Isla de las pequeñas Antillas descubierta por C. Colón en 1502. En el siglo XVII fue colonizada por Francia. Su mercado de esclavos llegó a ser de los más importantes de América. El misionero dominico Jean Baptiste Labat contribuyó a la colonización francesa. Su obra Nouveau Voyage aux Isles de l'Amerique lo revela como un excelente cronista de todo lo que ve, lo que investiga sobre negros y caribes, abarcando un completo abanico donde se comprende también la lucha con los ingleses, la piratería, la botánica, la gastronomía, etc. Su voluminosa obra se publicó en París, en 1722. Debió estar en contacto con los corsarios vascos de S. Juan de Luz y participó en algún abordaje. M. Iriart, en Corsarios y colonizadores vascos (Ed. Ekin, 1945), anota: «Es difícil darse una idea del entusiasmo y del ardor que desplegaron armadores y corsarios de esa época, que fue la más osada y aventurera de la marina «euskaldún». Y cuando se habla de aquellos hombres debe aplicarse el principio filosófico de Nihil admirari que consiste en no asombrarse de nada». Por medio de la lista de una de las fragatas de ese tiempo, La Providencia, construida en San Juan de Luz, se sabe la composición de los buques corsarios.
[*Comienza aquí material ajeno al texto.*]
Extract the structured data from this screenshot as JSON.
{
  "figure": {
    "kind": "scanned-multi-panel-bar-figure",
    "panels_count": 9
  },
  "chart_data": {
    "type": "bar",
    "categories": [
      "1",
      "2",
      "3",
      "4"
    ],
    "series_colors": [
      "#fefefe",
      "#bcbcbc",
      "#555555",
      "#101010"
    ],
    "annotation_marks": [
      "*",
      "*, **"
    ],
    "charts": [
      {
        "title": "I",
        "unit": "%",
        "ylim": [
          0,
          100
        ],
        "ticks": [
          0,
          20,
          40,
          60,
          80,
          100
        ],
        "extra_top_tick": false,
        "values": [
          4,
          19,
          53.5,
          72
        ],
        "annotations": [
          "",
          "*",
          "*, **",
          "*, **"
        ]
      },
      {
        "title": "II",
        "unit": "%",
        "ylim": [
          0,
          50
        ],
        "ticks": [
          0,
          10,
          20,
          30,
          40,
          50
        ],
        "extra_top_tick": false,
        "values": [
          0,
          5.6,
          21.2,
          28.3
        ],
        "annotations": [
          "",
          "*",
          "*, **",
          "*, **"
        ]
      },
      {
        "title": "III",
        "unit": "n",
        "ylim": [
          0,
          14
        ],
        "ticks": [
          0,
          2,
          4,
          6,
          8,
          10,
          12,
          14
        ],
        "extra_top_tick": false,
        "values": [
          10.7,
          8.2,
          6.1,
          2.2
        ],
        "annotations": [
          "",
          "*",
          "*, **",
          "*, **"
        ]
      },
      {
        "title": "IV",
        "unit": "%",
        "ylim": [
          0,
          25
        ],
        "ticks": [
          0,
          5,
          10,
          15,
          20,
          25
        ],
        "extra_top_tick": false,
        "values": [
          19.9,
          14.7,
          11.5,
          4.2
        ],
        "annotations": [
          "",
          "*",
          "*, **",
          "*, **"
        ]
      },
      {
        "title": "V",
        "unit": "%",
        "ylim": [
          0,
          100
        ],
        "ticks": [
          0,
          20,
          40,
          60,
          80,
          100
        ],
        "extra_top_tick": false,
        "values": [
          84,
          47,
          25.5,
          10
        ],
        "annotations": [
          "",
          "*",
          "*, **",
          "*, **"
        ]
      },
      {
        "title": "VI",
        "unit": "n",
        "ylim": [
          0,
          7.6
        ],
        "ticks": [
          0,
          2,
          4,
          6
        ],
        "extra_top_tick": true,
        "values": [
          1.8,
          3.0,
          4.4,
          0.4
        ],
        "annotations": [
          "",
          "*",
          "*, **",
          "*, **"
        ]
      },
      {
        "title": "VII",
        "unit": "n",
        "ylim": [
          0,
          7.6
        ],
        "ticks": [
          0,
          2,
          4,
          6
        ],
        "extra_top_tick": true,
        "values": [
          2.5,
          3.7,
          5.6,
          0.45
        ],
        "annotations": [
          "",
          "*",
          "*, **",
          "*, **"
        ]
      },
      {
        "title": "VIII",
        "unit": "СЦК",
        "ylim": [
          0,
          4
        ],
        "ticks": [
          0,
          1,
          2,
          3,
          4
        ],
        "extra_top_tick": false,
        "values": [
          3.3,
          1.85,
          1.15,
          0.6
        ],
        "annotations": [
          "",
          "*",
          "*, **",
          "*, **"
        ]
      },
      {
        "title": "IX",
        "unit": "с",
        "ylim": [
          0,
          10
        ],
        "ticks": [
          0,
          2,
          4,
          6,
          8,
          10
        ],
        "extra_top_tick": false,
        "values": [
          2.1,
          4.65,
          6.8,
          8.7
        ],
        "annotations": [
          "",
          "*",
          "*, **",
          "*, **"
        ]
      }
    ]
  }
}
Esa fragata, que era propiedad de Juan Detcheverry, tenía como armamento 16 cañones, 60 fusiles y 30 sables. La tripulación, al mando del capitán Larralde, se componía de 4 oficiales principales, 5 oficiales marineros, 3 oficiales no marineros, 20 marineros, 5 grumetes y un marinero extranjero. Al regreso de un viaje de ocho meses a la Martinica, el capitán informó que de los 39 hombres de la tripulación, habían fallecido 8, que fueron enterrados en el cementerio de Nuestra Señora del Buen Puerto, en la Martinica. El capitán Larralde, en su informe, agregaba que todos los fallecidos habían recibido los sacramentos de la penitencia y la extremaunción».